Le gestionnaire bon gars

Magazine Courants, mars-avril 1990

Les bons gars finissent les derniers, si on en croit l’expression populaire américaine. Quoi qu’il en soit, le gestionnaire bon gars court souvent après des difficultés, selon l’opinion d’experts en management. Ce qui confirme aussi ce qu’on observe autour de nous.

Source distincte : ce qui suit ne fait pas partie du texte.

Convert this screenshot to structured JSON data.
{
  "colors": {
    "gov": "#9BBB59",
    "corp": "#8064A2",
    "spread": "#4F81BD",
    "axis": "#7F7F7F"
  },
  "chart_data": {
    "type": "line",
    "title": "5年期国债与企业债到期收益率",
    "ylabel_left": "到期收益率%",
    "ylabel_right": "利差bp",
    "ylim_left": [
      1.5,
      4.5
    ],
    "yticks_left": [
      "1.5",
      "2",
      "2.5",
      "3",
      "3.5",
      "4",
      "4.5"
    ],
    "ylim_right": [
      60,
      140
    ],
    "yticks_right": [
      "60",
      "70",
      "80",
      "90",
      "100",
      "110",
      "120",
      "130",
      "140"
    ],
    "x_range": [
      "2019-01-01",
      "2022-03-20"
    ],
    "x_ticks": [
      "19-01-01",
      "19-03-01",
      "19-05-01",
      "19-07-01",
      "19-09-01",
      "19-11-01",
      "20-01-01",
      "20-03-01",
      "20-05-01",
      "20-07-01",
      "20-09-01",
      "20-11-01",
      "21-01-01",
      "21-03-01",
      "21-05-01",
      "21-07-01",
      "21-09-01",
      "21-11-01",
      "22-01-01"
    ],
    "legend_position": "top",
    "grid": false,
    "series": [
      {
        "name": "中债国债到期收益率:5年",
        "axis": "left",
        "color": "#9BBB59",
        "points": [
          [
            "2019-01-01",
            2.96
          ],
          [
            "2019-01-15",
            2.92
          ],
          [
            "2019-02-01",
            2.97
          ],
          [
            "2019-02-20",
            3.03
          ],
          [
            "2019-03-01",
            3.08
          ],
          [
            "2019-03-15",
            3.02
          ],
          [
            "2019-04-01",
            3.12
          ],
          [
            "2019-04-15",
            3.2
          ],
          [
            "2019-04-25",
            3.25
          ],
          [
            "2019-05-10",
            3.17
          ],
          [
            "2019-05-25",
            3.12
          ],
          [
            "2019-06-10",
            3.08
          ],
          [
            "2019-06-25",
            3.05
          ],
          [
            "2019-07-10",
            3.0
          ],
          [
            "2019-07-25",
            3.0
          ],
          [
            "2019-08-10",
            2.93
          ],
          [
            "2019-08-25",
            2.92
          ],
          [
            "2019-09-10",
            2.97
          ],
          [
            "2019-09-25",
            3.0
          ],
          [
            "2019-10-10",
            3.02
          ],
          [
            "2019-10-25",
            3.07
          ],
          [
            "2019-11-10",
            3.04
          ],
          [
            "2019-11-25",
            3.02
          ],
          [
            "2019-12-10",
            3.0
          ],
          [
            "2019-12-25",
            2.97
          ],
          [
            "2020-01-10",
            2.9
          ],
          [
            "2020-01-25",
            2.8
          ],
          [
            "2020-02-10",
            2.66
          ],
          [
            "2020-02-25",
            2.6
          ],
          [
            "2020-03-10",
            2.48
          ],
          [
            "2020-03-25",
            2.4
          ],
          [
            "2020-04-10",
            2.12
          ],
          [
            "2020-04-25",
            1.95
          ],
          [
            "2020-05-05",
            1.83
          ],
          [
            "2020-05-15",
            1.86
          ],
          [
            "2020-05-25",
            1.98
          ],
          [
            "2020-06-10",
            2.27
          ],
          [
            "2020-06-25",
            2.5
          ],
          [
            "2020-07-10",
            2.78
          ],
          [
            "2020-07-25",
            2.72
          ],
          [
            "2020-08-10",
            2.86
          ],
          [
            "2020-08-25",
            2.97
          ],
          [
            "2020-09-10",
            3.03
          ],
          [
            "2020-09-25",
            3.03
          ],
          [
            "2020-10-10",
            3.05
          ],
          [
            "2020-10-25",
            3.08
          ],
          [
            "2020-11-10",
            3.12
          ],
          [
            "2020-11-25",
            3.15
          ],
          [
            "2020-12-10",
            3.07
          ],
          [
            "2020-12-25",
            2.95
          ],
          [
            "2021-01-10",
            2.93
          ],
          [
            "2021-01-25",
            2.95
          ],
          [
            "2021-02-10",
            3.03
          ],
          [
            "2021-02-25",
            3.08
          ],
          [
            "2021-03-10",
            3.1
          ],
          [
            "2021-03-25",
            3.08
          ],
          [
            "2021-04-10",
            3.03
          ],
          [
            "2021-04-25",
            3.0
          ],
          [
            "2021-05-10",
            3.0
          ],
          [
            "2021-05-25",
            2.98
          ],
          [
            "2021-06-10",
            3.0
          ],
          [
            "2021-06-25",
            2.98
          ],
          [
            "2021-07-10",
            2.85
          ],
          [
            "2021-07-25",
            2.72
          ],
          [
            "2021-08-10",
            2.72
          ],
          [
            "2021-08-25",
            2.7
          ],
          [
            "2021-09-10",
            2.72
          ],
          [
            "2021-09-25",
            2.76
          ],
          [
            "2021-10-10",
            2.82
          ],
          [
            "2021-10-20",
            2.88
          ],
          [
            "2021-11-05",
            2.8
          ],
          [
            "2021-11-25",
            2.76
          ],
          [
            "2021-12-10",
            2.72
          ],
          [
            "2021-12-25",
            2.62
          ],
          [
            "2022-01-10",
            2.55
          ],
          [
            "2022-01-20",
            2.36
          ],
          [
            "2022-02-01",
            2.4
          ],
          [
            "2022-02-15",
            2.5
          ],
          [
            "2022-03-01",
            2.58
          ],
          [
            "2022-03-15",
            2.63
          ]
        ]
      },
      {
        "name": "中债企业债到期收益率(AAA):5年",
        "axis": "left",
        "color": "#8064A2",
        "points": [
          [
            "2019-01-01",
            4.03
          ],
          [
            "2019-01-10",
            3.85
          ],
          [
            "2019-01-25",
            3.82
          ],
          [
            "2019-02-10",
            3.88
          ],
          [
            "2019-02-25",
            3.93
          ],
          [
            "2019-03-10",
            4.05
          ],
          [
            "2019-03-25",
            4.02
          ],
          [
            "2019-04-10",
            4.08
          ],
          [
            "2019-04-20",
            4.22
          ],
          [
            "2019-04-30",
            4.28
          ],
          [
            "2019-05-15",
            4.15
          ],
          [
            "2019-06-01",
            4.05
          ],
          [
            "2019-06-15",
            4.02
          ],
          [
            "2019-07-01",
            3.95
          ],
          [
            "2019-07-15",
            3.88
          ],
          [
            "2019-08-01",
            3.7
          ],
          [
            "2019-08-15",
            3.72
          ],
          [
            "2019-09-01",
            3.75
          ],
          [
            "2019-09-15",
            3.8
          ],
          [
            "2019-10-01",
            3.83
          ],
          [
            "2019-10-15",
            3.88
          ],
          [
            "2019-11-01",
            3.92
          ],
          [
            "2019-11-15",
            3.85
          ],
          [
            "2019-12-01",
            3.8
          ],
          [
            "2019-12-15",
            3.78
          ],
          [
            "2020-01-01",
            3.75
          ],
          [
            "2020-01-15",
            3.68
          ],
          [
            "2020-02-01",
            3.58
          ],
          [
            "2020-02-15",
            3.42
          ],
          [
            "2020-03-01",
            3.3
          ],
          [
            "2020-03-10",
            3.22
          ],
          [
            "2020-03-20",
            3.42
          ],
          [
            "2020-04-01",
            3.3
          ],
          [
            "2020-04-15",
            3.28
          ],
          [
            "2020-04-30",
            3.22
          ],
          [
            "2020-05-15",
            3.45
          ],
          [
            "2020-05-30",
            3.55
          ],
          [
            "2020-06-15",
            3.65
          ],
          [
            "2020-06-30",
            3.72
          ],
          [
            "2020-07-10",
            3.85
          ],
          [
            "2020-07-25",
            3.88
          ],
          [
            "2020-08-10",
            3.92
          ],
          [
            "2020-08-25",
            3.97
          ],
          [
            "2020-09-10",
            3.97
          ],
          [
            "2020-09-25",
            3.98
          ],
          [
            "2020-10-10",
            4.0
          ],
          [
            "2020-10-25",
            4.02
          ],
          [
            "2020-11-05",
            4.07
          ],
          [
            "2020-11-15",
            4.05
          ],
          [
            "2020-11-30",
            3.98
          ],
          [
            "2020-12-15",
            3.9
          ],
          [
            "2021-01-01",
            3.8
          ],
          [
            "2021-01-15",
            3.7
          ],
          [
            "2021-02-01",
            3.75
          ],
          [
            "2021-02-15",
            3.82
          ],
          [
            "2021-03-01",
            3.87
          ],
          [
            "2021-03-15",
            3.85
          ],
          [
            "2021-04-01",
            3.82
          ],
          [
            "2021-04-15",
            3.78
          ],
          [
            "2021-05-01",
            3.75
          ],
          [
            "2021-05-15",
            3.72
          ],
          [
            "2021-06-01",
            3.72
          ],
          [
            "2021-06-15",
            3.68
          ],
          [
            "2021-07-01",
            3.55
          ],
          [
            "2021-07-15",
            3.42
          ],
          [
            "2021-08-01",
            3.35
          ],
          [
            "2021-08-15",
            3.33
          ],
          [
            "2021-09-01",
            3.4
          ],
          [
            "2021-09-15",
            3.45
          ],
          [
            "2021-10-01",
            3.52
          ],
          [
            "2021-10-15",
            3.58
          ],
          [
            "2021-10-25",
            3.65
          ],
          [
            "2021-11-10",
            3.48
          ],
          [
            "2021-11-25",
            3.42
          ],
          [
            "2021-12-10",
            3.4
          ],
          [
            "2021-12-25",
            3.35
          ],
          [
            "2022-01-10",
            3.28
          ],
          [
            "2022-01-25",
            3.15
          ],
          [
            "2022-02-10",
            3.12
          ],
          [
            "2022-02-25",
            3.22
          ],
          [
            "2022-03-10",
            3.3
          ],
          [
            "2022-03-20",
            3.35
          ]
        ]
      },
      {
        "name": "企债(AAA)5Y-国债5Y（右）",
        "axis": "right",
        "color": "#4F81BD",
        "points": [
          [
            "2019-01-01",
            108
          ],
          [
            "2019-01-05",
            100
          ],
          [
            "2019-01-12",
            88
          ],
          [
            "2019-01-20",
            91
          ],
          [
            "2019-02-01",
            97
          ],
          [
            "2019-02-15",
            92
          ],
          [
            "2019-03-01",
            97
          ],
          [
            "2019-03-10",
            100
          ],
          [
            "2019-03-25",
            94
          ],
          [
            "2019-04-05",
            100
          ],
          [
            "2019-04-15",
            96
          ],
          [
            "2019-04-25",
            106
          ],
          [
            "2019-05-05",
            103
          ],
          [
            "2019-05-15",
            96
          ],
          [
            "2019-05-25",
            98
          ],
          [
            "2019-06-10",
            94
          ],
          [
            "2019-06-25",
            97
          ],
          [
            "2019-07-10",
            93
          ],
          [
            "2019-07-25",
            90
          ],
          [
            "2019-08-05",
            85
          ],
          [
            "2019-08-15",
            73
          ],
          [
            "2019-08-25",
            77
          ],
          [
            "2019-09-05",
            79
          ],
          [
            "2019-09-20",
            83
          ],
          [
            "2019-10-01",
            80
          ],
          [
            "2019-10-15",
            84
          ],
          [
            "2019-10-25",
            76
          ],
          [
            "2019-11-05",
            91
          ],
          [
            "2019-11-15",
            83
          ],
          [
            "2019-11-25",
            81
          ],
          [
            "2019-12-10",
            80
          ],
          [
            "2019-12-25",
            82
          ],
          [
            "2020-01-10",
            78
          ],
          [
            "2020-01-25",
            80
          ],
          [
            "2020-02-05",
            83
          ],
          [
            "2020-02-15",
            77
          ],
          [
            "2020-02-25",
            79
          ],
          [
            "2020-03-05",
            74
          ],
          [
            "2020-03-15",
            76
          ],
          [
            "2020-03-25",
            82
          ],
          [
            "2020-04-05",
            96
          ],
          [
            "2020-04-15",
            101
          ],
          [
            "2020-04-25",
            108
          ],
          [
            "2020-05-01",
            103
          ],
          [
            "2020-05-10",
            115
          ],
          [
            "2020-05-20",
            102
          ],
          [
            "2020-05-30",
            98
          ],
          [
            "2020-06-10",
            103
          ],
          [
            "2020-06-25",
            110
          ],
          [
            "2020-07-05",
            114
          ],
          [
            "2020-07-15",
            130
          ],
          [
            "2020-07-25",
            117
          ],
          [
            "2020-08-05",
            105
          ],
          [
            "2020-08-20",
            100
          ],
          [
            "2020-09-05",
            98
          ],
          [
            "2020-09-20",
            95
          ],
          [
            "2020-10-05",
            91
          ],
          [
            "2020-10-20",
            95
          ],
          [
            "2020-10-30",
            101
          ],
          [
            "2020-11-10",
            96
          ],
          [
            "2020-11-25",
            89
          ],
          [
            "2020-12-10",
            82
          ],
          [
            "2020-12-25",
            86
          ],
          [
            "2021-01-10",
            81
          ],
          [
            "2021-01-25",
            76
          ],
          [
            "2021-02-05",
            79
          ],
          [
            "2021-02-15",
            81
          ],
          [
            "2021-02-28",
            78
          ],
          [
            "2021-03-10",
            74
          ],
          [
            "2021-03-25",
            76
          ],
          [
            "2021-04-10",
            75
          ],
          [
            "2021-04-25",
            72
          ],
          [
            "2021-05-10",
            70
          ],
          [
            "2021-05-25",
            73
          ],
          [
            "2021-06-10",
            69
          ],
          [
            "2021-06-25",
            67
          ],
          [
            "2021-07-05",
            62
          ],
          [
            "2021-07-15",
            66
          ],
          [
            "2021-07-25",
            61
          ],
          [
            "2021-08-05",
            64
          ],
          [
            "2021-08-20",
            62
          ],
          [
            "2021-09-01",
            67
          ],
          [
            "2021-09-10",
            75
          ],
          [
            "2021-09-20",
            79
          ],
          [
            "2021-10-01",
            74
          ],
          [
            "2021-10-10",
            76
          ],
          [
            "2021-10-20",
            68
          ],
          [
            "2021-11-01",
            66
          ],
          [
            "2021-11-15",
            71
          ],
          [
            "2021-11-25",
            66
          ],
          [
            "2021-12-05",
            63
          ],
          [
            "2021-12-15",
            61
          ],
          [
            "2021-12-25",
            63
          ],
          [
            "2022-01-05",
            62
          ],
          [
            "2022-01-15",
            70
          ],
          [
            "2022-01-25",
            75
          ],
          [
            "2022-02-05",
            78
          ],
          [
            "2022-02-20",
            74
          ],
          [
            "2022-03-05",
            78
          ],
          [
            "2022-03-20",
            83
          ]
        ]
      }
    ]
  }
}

Quel est le principal défaut du bon gars ? II croit que le problème qu’il vit avec un employé disparaîtra de lui-même, s’il adopte une attitude conciliante. Erreur. Bien souvent, c’est le contraire qui arrive. Le problème empire et devient quasi insoluble. L’employé en question interprète l’attitude tolérante de son supérieur comme une approbation, ce qui l’encourage à continuer. La solution ? La fermeté. Quand un problème surgit, rencontrez l’employé immédiatement. Ne laissez pas pourrir la situation. Posez avec lui le problème en termes factuels, sans porter de jugement. Et venez-en à des solutions concrètes et applicables immédiatement.

Inspirer confiance
Pour réussir en affaires et dans sa carrière, il faut avoir confiance en ses moyens… et diffuser cette confiance parmi votre entourage. Pour y parvenir, quelques conseils. Arrivez un peu avant le début de toute rencontre importante. Arriver trop tôt ou trop tard inspire la méfiance, ou traduit de l’insouciance. Sachez comment sont places vos documents dans votre serviette. Si la situation le requiert, vous pourrez ainsi consulter un document sans perdre de temps. Si vous ne connaissez pas la réponse à une question, ne louvoyez pas. Admettez-le et tentez d’obtenir la réponse le plus tôt possible. Enfin, n’exposez pas vos problèmes personnels à vos collègues. II n’y a rien de pire pour nuire à votre image. Une personne qui parle de ses problèmes est perçue comme une personne dépendante et incapable d’assumer des responsabilités.